I love it. I don’t know though, is the answer to that. Tarantino is such a conspicuous name that it’s clear with him that his momentum of his brand is enough. I wouldn’t say I’m in that category.

A few of your recent films have been about brand name characters. How much of your decision to sign onto a project is about how it’s going to perform as a brand?
You just sit there for 10 seconds and go “Will this make it through the noise?” And then if you reckon it will, that’s it. I can see the poster, I can see that having a voice, I can see people going to see that. And that takes about 10 seconds. From that you retrofit.

Are you particularly looking for pre-existing properties nowadays?
I think we’re going through a period where we like the idea of taking an old brand, dusting it off and representing it. I suspect that’s a period. I don’t imagine we’ll end up in this world forever. But it’s a real challenge and a great challenge. You go “Okay, there’s those 10 properties, you’ve got to choose one.” So you pick one and think, “I think we can do something with this.”

Take King Arthur: What do you with that, you know? I can feel there’s something there. I don’t feel there’s ever been a good movie made about it so actually it’s more challenging than anything else we’ve ever done. It feels entertaining, it feels current, honest to the essence of what the narrative is. I like to think that we don’t move brashly but I like to think that we will move and we won’t suffer from creative paralysis through fear.

So have you thought about what the next phase in your career might look like?
We’re always thinking but I’ve got to tell you, once you embark on one of these things, they’re time consuming. That’s the world and the space you occupy for two years.

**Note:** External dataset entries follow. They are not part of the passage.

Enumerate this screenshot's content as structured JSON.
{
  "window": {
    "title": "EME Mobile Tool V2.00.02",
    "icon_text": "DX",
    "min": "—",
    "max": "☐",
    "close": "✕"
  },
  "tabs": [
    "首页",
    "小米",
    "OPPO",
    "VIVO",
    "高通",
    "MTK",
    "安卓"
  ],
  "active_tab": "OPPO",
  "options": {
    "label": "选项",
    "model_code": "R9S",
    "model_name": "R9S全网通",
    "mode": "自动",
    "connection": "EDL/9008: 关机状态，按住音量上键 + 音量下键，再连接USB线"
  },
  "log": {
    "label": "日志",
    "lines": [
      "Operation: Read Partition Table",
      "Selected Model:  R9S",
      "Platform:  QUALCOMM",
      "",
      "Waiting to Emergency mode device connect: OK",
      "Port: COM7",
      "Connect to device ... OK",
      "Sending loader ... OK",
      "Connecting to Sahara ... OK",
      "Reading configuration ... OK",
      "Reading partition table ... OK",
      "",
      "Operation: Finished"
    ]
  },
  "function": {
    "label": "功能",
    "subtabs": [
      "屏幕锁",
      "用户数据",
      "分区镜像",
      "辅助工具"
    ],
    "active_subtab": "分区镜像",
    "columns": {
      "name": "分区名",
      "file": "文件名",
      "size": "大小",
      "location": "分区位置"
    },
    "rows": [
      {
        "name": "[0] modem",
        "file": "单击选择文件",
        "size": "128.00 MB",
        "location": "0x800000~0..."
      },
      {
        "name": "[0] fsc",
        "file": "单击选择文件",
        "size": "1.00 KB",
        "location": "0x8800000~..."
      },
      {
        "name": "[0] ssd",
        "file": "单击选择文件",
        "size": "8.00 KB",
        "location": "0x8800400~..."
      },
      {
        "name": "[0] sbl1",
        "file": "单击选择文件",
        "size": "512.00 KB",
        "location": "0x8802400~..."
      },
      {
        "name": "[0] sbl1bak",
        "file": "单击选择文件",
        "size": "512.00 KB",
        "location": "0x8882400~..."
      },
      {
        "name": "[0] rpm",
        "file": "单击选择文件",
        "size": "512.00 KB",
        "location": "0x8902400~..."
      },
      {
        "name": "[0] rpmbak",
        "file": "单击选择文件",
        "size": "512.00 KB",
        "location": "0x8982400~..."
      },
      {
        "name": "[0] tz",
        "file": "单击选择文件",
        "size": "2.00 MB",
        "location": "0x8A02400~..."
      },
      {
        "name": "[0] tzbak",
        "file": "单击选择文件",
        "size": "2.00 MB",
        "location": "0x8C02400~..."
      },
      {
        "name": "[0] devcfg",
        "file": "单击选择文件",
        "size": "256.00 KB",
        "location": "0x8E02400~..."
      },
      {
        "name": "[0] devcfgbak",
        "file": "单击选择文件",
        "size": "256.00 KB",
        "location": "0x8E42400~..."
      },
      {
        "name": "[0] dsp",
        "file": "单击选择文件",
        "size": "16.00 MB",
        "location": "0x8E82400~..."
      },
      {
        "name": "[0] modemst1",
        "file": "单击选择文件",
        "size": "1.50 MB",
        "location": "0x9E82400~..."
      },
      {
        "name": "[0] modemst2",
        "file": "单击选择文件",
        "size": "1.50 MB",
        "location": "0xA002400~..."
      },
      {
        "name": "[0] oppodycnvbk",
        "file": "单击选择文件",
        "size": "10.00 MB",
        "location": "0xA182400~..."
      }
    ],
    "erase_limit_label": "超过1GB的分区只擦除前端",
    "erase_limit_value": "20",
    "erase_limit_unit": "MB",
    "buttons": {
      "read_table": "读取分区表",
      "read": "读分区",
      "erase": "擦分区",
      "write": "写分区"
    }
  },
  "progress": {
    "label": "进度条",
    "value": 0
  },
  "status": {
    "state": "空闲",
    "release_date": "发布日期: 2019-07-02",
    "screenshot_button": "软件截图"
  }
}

Is that part of the fun, finding a way to take something previous generations liked and contemporizing it?
I suppose now with the benefit of hindsight, it’s easy to see that Sherlock Holmes was an obvious property. Fuck me. I tell you what, it floated a barrel for a long time before anyone thought that. And, you know, it was Lionel who was aggressive about saying “Look, there is something here” and there was.

You’ve been working with the Lionel Wigram since he produced Sherlock Holmes. How’s the symbiosis in the relationship?
It works, funnily enough. We don’t really talk about it as much, but I think a big part of it is momentum, you know, we’re both hungry and we feel relatively experienced now. So we’re both looking in the right direction. Marriages seem to work if you both want to do the same thing and if you both want to have a baby at the same time it takes a lot of pressure off the relationship. We’re interested in manifestation, we’re interested in creation. We’ve both got a momentum and a rhythm — it’s very hard to do this on your own.